One of the most marginal seats in the country
The numerous visits and media events from the Prime Minister and Opposition Leader, not only during the election campaign but well before it actually began, show the importance of the outcome in north-west Tasmania.
But a wave of disengagement from politics captivates a section of the 82,527 voters in Braddon.
Ms Johnson believes it stems from politicians and candidates not always delivering on promises.
Braddon covers the major cities of Devonport and Burnie, along with coastal and farming towns in the north-west.
It extends down to include mining and wilderness towns in the west and also encompasses King Island, in Bass Strait.
It's one of the poorest and most disadvantaged electorates in the country and has changed hands between the major parties in six of the past eight elections.

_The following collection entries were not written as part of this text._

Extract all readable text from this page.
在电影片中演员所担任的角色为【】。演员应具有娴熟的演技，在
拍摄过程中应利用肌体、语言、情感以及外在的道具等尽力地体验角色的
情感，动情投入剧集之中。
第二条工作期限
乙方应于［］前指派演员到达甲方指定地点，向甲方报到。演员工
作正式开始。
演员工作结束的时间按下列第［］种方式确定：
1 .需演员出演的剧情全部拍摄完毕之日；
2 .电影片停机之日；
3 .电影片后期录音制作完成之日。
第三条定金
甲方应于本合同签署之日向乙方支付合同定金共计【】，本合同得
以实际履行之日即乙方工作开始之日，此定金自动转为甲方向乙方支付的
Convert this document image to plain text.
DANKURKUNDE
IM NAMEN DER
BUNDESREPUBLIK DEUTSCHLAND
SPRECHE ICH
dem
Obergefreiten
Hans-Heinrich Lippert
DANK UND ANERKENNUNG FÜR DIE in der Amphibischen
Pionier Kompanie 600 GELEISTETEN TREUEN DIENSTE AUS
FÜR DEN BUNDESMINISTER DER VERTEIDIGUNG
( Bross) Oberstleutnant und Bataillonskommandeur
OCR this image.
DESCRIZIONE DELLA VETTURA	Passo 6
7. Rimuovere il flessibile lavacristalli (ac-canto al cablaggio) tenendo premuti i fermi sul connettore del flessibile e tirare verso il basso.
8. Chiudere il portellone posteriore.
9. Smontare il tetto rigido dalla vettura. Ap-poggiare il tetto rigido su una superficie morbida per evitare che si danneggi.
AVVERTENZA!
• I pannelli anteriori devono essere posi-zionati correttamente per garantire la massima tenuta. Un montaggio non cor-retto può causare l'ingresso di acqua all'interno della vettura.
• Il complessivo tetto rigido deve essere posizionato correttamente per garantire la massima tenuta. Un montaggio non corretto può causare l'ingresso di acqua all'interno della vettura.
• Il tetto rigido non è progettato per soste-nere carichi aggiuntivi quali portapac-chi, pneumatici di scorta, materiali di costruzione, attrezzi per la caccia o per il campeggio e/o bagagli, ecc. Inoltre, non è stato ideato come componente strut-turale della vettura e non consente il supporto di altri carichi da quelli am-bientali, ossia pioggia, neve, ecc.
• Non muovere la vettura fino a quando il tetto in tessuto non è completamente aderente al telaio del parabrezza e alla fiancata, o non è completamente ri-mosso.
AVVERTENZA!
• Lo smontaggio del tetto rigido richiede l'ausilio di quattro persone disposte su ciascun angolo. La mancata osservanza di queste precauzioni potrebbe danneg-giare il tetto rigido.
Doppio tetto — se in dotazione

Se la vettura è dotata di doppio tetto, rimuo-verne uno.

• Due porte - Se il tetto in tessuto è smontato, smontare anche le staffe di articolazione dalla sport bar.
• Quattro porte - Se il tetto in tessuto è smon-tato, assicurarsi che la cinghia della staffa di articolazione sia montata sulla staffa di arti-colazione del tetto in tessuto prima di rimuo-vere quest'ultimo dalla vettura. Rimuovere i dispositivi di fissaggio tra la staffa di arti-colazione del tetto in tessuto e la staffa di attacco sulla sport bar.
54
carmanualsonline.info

Liberal Gavin Pearce won the seat on a 3.1 per cent margin in the 2019 election, making it one of the most marginal in the country.
Burnie councillor Chris Lynch is hoping he'll be able to win the seat back for Labor.
Eight other minor party and independent candidates are also running.
Housing, healthcare and education some of the big issues
Emma Johnstone is voting for the first time this election.
The 18-year-old moved from the mainland to the town of Latrobe on the eastern edge of the electorate with her family in 2017.
She said the services in Tasmania's north-west don't compare to what her family were used to.
"It's something that you just have to live with down here."
Along with housing and healthcare, she said ensuring adequate educational and career opportunities for young people was at the top of her agenda.
"It scares me, the idea of having to leave home, just to continue with study," she said.
Ms Johnstone said she was still making up her mind when it came to who she would be voting for, but said it was a decision she was prepared to make on her own.
"I think it can be very detrimental if young people just vote the way their parents do," she said.
"We need to step away from our parents and work out what we need."
'We want help but we can't get it'
For 16-year-old Mateya Gregson, she's one of the thousands of young people not old enough to vote.
Despite being in a demographic that will be the future of the region, she doesn't believe their voice is being heard.
"The things that we want aren't being heard because we are not the ones that get to pick," she said.
Like many people in the electorate, Ms Gregson said mental health was the biggest issue for her.
"We want help but we can't get it. People are struggling and they are getting closer and closer to that line," she said.
"There's nothing you can do when you are trying to get that help but it is just not available."
And as polling day approaches, Ms Johnson hopes people in Braddon recognise how important their vote is.
"Everybody's voice does matter and it can influence change. Sometimes it may just take one voice to start that change," she said.